An aside: Yes, I am aware of an ongoing discourse surrounding crunch and while I, from the position I am in as a third-hand observer, think these profit-focused deadlines that surround the capitalistic nature of this industry are harming the medium, I don’t think that discredits the amazing work that was performed. I have many thoughts on the commercialization of art and art in the age of mechanical/digital reproduction, but this is not the context for that conversation.
Everything in this game looks and sounds amazing. Having grown up in the Seattle area, I can appreciate the Seattle-ness of much of the setting and also appreciate that the story took precedent over geographical accuracy. I was never a big fan of Uncharted. In large part, this is because I don’t vibe well with the Indiana Jones plundering story. The rest is due to that Naughty Dog style you refer to in your article. The on-the rails style of really pretty arena shooter didn’t appeal to me. In TLOU2, however, each environment felt organic through my experience. Ellie and Abby are trained survivors, I can buy that they locate the path easily but it doesn’t always feel like it was laid out for them.
While the environments are beautiful, the setting can be problematic. If you plan to tell a story about land reclamation in Seattle, you really need to take into account the context and implications that come with that narrative. I make no assumption that I am entirely conscious of these implications either, and I never can be. I could consult others, but I will never really be able to articulate those perspectives in a genuine way. There is perhaps room for further discourse on the topic, but it is not mine to write. I would love to see a Duwamish perspective, or any other Coast Salish viewpoint, on this particular topic and on the game as a whole.
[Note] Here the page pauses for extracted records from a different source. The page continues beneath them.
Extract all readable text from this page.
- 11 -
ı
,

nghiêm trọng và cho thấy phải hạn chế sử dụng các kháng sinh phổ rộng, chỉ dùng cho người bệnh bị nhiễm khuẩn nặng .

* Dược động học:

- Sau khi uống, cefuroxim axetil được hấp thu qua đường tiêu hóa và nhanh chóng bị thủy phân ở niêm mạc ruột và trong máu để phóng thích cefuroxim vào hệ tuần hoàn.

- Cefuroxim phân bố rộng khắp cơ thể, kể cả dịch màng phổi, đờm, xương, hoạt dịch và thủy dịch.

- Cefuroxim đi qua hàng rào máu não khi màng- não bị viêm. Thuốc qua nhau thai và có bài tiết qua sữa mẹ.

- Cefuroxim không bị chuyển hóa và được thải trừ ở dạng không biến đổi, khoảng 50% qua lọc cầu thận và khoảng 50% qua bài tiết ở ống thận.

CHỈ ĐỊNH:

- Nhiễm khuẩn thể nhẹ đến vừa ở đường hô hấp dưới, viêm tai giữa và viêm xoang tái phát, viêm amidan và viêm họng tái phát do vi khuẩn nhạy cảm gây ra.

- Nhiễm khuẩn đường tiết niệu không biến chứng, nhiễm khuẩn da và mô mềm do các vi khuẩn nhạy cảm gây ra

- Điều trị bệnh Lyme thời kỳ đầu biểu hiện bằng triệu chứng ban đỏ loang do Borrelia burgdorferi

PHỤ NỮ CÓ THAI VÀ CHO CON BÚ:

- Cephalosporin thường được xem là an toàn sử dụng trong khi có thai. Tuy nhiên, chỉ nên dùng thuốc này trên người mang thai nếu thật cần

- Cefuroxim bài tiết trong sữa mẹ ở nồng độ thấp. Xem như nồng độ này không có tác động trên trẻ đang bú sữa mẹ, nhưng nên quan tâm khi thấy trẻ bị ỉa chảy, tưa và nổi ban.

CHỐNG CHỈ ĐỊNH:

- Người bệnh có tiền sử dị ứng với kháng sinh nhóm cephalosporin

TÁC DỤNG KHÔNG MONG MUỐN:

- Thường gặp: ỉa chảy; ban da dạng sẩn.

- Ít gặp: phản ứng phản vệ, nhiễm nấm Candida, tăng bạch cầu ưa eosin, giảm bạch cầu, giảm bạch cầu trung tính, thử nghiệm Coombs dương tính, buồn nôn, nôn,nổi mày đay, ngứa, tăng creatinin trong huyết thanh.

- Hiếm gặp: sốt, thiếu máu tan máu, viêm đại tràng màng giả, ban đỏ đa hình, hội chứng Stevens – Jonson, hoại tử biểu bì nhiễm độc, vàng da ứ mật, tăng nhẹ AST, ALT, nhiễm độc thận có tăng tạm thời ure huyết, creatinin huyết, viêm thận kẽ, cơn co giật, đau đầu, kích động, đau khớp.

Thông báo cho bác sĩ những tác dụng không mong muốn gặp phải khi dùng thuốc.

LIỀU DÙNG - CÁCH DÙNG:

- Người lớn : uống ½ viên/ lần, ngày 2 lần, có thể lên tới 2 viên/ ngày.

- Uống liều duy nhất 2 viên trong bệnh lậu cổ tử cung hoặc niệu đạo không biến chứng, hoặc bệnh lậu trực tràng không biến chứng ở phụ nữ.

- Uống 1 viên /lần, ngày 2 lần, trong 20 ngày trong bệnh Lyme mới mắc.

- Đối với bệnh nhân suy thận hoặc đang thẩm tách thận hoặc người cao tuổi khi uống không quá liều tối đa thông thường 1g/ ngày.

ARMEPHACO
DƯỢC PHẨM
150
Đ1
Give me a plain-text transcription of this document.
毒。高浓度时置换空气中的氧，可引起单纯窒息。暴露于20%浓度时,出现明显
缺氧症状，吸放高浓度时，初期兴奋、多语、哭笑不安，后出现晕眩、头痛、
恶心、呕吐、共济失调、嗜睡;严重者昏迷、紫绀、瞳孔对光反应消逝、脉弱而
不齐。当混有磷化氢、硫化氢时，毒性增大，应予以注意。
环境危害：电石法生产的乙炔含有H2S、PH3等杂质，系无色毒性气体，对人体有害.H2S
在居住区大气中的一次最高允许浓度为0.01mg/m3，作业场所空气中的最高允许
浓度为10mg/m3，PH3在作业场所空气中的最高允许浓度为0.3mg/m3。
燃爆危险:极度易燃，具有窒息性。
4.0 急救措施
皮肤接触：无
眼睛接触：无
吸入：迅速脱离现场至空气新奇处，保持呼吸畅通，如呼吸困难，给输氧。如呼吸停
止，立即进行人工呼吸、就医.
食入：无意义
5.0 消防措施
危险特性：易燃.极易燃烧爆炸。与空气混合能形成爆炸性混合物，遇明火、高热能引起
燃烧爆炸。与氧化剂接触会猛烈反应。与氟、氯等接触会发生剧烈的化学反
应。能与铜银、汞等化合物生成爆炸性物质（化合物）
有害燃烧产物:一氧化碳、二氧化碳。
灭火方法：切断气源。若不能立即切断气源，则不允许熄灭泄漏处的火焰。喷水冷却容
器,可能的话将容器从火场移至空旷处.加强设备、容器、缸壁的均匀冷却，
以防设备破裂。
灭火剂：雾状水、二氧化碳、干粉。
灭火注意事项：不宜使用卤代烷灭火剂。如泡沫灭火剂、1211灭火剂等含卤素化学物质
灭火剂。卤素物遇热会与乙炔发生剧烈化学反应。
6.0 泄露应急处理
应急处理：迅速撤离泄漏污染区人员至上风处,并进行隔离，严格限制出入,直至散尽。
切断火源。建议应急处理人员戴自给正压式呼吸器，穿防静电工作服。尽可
The contrast of Ellie’s story to Abby’s is incredibly well done, to me. Ellie is traveling down the same path that Abby has already traveled. Abby is coming out the other side and learning to grasp what little bit of herself is left. When she turns to Lev and says, “you’re my people” I legitimately teared up. …
I’ve gone on too long. I have additional thoughts on, and would love to discuss, the following regarding this game:
- The complex relationship between the WLF and the Seraphites
- Dehumanizing; wolves v scars
- The ways that Ellie is informed of the WLF camp in notes as being chaos and unpoliced. While Abby finds similar notes, we had at that point seen the camp and can see the similarities and differences of the communal living of the seraphites.
- This relationship in discourse with CHOP/CHAZ
- Judging this story as an imperfect attempt at portrayal of limited perspectives/biased information or as willfully disrespectful in representation
- The, ever-worsening, effect of pre-game discourse and the influence on public opinion.
- Again, part of the larger context of profit-first commercialization of art.
- Lev’s story
- I’m not an expert, but I’d love to chat about how this came across to others, especially those with anecdotal experience.
- Abby and Lev, and why this is the relationship I want to see more of, all the time.